Is it feasible to filter answers based solely on "2100|by 2100" for this form of answer? In addition, "zero-shot" prompt for a question includes preceding questions and answers from the same paragraph. If the question is the first question under this paragraph, should the following question be taken as a prompt, or should the prompt only include this one question. Lastly, Is it feasible for us to use pre trained models for testing on SQuAD and make modifications directly based on the "example_text_completion. py" file in your project?

changyuying commented 5 months ago

@tangbinh thank you for you suggestion! I'm able to reproduce the SQUAD result mentioned in the paper.
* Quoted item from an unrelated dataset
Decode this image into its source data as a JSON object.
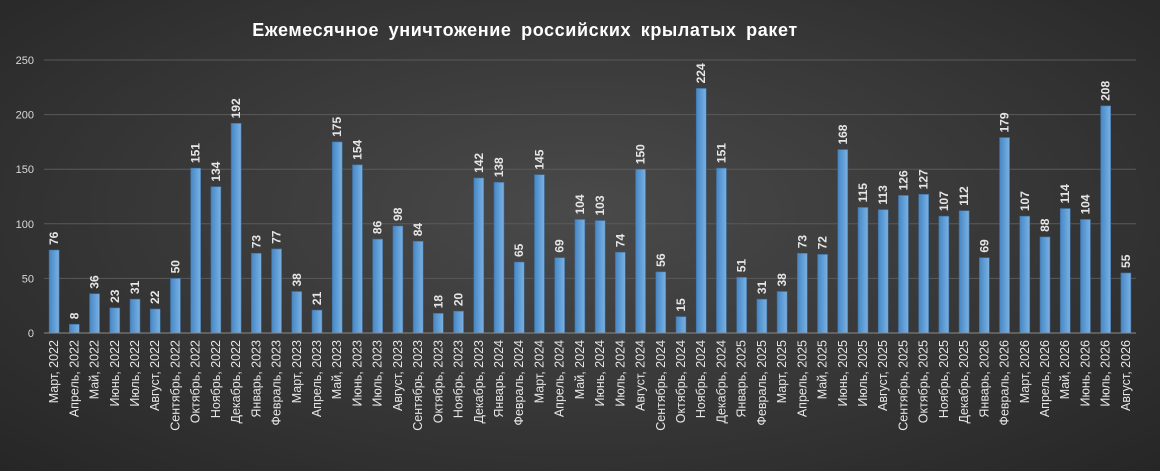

I was wondering, if you could guide me on what the prompt format was used for ARC and MMLU as well? That would be greatly appreciated.

Hello, I would like to inquire whether you should only use the questions and answers before each paragraph as prompts when using the 0-shot settings, or use all questions except for that paragraph as prompts. For example, if the current problem is the first problem corresponding to this paragraph, and there were no other problems before, would the effect be relatively poor for this problem.

changyuying commented 5 months ago

@obhalerao97 @Sanchit-404 We use a prompt similar to what was described in Ouyang et al. (2022) where the "zero-shot" prompt for a question includes preceding questions and answers from the same paragraph (Figure 20).

Hello, I would also like to inquire if you are using the entire validation set or filtered data when testing the llama pre training model on the SQuAD and QuAC datasets?